- Status: State of the Holy Roman Empire
- Capital: Burg Pappenheim
- Common languages: German
- Religion: Roman Catholic
- Government: Feudal monarchy
- Historical era: Middle Ages
- • Partitioned from Pappenheim: 1444
- • Partitioned: 1494
| Preceded by | Succeeded by |
| / Pappenheim | Pappenheim-Grönenbach / ; Pappenheim-Rothenstein / |
- Today part of: Germany

= Pappenheim-Allgäu =

Small European state in 15th century

Pappenheim-Allgäu was a statelet in the Holy Roman Empire that existed from 1444 until it was partitioned in 1494.

== History ==
In 1444 the heirs of Haupt II, Marshall of Pappenheim, partitioned the family's holdings between themselves. A quarter of the family's mediate fiefs passed to Henry XI, Haupt's eldest son. The core hereditary lands of the family were ruled jointly by all branches, and the office of the Imperial Marshal of the Holy Roman Empire was held by the family's most senior agnate, which was Henry.

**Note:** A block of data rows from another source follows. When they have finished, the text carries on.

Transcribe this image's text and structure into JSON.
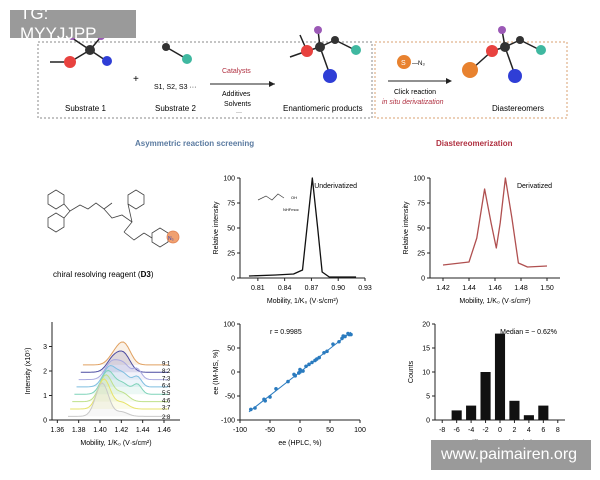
{
  "watermark_top": "TG: MYYJJPP",
  "watermark_bottom": "www.paimairen.org",
  "scheme": {
    "substrate1": "Substrate 1",
    "plus": "+",
    "substrate2": "Substrate 2",
    "s_list": "S1, S2, S3 ···",
    "catalysts": "Catalysts",
    "additives": "Additives",
    "solvents": "Solvents",
    "ellipsis": "···",
    "products": "Enantiomeric products",
    "azide_s": "S",
    "azide_n3": "—N₃",
    "click": "Click reaction",
    "in_situ": "in situ derivatization",
    "diastereomers": "Diastereomers",
    "section_left": "Asymmetric reaction screening",
    "section_right": "Diastereomerization",
    "colors": {
      "red": "#e8423f",
      "purple": "#9b59b6",
      "blue": "#2f3ed6",
      "teal": "#3fb8a0",
      "orange": "#e8822f",
      "dark": "#333333",
      "accent_red": "#b03040",
      "section_blue": "#5a7aa0"
    }
  },
  "reagent": {
    "caption": "chiral resolving reagent (",
    "caption_bold": "D3",
    "caption_end": ")",
    "n3": "N₃",
    "inset_label": "NHFmoc",
    "oh": "OH"
  },
  "chart_data": [
    {
      "type": "line",
      "annotation": "Underivatized",
      "xlabel": "Mobility, 1/K₀ (V·s/cm²)",
      "ylabel": "Relative intensity",
      "xlim": [
        0.79,
        0.93
      ],
      "ylim": [
        0,
        100
      ],
      "xticks": [
        "0.81",
        "0.84",
        "0.87",
        "0.90",
        "0.93"
      ],
      "yticks": [
        "0",
        "25",
        "50",
        "75",
        "100"
      ],
      "series": [
        {
          "color": "#111111",
          "x": [
            0.8,
            0.83,
            0.85,
            0.86,
            0.865,
            0.871,
            0.877,
            0.882,
            0.89,
            0.92
          ],
          "y": [
            2,
            3,
            4,
            8,
            50,
            100,
            50,
            6,
            1,
            1
          ]
        }
      ]
    },
    {
      "type": "line",
      "annotation": "Derivatized",
      "xlabel": "Mobility, 1/K₀ (V·s/cm²)",
      "ylabel": "Relative intensity",
      "xlim": [
        1.41,
        1.51
      ],
      "ylim": [
        0,
        100
      ],
      "xticks": [
        "1.42",
        "1.44",
        "1.46",
        "1.48",
        "1.50"
      ],
      "yticks": [
        "0",
        "25",
        "50",
        "75",
        "100"
      ],
      "series": [
        {
          "color": "#b05050",
          "x": [
            1.42,
            1.44,
            1.446,
            1.452,
            1.457,
            1.461,
            1.464,
            1.468,
            1.473,
            1.478,
            1.485,
            1.5
          ],
          "y": [
            13,
            16,
            40,
            89,
            55,
            30,
            55,
            100,
            60,
            15,
            11,
            12
          ]
        }
      ]
    },
    {
      "type": "line",
      "xlabel": "Mobility, 1/K₀ (V·s/cm²)",
      "ylabel": "Intensity (x10⁵)",
      "xlim": [
        1.355,
        1.475
      ],
      "ylim": [
        0,
        4
      ],
      "xticks": [
        "1.36",
        "1.38",
        "1.40",
        "1.42",
        "1.44",
        "1.46"
      ],
      "yticks": [
        "0",
        "1",
        "2",
        "3"
      ],
      "series": [
        {
          "name": "2:8",
          "color": "#c9c9c9",
          "offset": 0.0
        },
        {
          "name": "3:7",
          "color": "#e7e36a",
          "offset": 0.3
        },
        {
          "name": "4:6",
          "color": "#bfe08a",
          "offset": 0.6
        },
        {
          "name": "5:5",
          "color": "#7fd3b9",
          "offset": 0.9
        },
        {
          "name": "6:4",
          "color": "#7fbfe0",
          "offset": 1.2
        },
        {
          "name": "7:3",
          "color": "#a9a9e0",
          "offset": 1.5
        },
        {
          "name": "8:2",
          "color": "#4a4aa0",
          "offset": 1.8
        },
        {
          "name": "9:1",
          "color": "#e0a060",
          "offset": 2.1
        }
      ]
    },
    {
      "type": "scatter",
      "annotation": "r = 0.9985",
      "xlabel": "ee (HPLC, %)",
      "ylabel": "ee (IM-MS, %)",
      "xlim": [
        -100,
        100
      ],
      "ylim": [
        -100,
        100
      ],
      "xticks": [
        "-100",
        "-50",
        "0",
        "50",
        "100"
      ],
      "yticks": [
        "-100",
        "-50",
        "0",
        "50",
        "100"
      ],
      "color": "#2a7bbf",
      "x": [
        -82,
        -75,
        -60,
        -58,
        -50,
        -40,
        -20,
        -10,
        -8,
        -2,
        0,
        0,
        1,
        5,
        10,
        15,
        20,
        25,
        28,
        32,
        40,
        45,
        55,
        65,
        70,
        72,
        75,
        80,
        82,
        85
      ],
      "y": [
        -78,
        -75,
        -57,
        -60,
        -52,
        -35,
        -20,
        -5,
        -8,
        -2,
        0,
        5,
        3,
        2,
        12,
        16,
        20,
        24,
        27,
        30,
        40,
        43,
        58,
        63,
        70,
        75,
        74,
        80,
        78,
        78
      ],
      "fit": [
        [
          -85,
          -83
        ],
        [
          85,
          83
        ]
      ]
    },
    {
      "type": "bar",
      "annotation": "Median = − 0.62%",
      "xlabel": "Differences of ee (%)",
      "ylabel": "Counts",
      "xlim": [
        -9,
        9
      ],
      "ylim": [
        0,
        20
      ],
      "xticks": [
        "-8",
        "-6",
        "-4",
        "-2",
        "0",
        "2",
        "4",
        "6",
        "8"
      ],
      "yticks": [
        "0",
        "5",
        "10",
        "15",
        "20"
      ],
      "categories": [
        -6,
        -4,
        -2,
        0,
        2,
        4,
        6
      ],
      "values": [
        2,
        3,
        10,
        18,
        4,
        1,
        3
      ]
    }
  ]
}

In 1482, this line inherited Bad Grönenbach and Rothenstein, fiefs of Kempten Abbey, from the House of Rothenstein though this inheritance was disputed by other lines of the Rothenstein family and would only be settled in the Pappenheim's favour in 1508. From these territories comes the name of this line as both of these territories were located in the Allgäu.

In 1494 Henry died and Pappenheim-Allgäu was partitioned by his heirs, forming the lines of Pappenheim-Grönenbach and Pappenheim-Rothenstein.